Berlin (DT/KNA) In der Debatte um Sexualkunde in Schulen warnt der unabhängige Missbrauchsbeauftragte der Bundesregierung Johannes-Willhelm Rörig vor einer übergriffigen Pädagogik. Eine bestimmte Richtung überschreite „eindeutig die persönlichen Grenzen von Mädchen und Jungen“, sagte Rörig am Freitag in einem Interview der Katholischen Nachrichten-Agentur (KNA) in Berlin. Über das Thema wird auch im Rahmen von Lehrplanreformen in Baden-Württemberg, Nordrhein-Westfalen und Niedersachsen diskutiert. Rörig mahnte zur Differenzierung. Ein bestimmter Ansatz habe die Sexualpädagogik, „die auch für den Schutz der Kinder und Jugendlichen vor sexueller Gewalt wichtig ist, zu Unrecht in Misskredit gebracht“. Grenzüberschreitungen geschehen nach Rörig beispielsweise, wenn Mädchen und Jungen in der Klasse aufgerufen werden, vor Mitschülern über ihre Sexualerfahrungen zu sprechen. „Das überschreitet die Intimsphäre der Kinder und Jugendlichen.“ Dasselbe gelte, „wenn Schüler aufgefordert werden, gemeinsam körperliche Erkundungsübungen zu machen“. Rörig betonte, Sexualpädagogik solle Kindern und Jugendlichen „altersangemessen und entwicklungssensibel Wissen über Sexualität vermitteln“. Schamgefühl und Intimität müssten dabei jederzeit respektiert werden.
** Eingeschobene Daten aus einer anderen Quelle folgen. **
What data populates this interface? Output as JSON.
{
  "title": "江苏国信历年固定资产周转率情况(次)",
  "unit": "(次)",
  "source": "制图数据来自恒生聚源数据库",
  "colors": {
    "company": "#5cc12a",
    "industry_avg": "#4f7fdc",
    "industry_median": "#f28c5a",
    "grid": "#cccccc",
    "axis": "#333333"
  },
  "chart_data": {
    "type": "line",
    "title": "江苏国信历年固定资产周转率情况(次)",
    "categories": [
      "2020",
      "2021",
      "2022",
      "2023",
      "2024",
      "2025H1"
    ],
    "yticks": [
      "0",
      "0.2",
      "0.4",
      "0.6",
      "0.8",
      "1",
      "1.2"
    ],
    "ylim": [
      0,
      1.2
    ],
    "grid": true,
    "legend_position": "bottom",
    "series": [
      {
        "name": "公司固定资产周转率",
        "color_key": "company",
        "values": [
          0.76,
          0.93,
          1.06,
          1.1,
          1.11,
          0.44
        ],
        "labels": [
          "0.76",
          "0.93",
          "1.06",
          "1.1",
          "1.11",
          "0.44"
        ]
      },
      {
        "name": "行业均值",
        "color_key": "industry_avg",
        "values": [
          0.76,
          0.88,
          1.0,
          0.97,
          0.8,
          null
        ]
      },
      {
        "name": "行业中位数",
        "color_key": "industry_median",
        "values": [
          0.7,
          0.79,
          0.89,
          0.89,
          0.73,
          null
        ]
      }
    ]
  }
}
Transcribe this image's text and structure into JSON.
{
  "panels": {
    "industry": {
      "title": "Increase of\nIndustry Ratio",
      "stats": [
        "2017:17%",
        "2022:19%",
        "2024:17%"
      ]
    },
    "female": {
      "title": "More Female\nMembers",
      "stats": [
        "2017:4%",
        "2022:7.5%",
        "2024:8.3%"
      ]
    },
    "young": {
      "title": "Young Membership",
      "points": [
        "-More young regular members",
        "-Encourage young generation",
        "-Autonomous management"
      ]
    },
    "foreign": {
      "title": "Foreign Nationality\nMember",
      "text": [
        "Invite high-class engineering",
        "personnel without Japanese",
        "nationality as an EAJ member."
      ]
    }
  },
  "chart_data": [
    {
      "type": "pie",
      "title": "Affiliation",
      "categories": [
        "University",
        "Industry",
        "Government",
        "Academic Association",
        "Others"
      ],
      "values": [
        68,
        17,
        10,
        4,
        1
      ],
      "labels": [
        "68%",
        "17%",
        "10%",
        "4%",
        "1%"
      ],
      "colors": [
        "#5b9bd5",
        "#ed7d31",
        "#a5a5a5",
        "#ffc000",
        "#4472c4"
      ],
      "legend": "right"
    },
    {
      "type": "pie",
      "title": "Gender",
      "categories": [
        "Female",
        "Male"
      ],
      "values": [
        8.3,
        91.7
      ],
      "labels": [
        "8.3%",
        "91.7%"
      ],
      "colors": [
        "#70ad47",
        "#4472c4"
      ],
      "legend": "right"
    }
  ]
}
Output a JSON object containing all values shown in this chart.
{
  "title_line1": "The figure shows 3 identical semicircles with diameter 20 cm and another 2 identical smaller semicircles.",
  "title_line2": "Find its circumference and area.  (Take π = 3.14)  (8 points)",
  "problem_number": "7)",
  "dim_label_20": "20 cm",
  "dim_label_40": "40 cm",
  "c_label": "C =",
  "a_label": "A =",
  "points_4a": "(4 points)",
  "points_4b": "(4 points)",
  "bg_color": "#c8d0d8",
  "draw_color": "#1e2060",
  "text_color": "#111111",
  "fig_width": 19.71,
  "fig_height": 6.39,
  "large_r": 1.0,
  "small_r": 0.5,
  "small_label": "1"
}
Das Schamgefühl sei „ein wichtiger natürlicher Schutz vor sexuellen Übergriffen und signalisiert ihnen, wann Grenzen verletzt werden“, so Rörig. Im Unterricht müsse „klar zwischen der Sexualität von Kindern und Jugendlichen und der Sexualität von Erwachsenen unterschieden werden“. Sexualpädagogik sollte das Thema nicht restlos ausleuchten und auch nicht über alle denkbaren Details und sexuelle Praktiken und Vorlieben der Erwachsenensexualität informieren. In der Sexualpädagogik sollte die Vermittlung des positiven Werts der Sexualität im Vordergrund stehen, so Rörig. „Dazu gehört auch das Thema eines verantwortungsvollen Umgangs mit der eigenen Sexualität, Respekt vor dem anderen, Vertrauen und Beziehungsfähigkeit.“ Zugleich sei es „enorm wichtig, dass Mädchen und Jungen gerade wegen der Gefahr, ein Übermaß von sexualisierten Botschaften durch die neuen Medien zu erfahren, ein achtsamer Umgang mit Sexualität aufgezeigt wird“.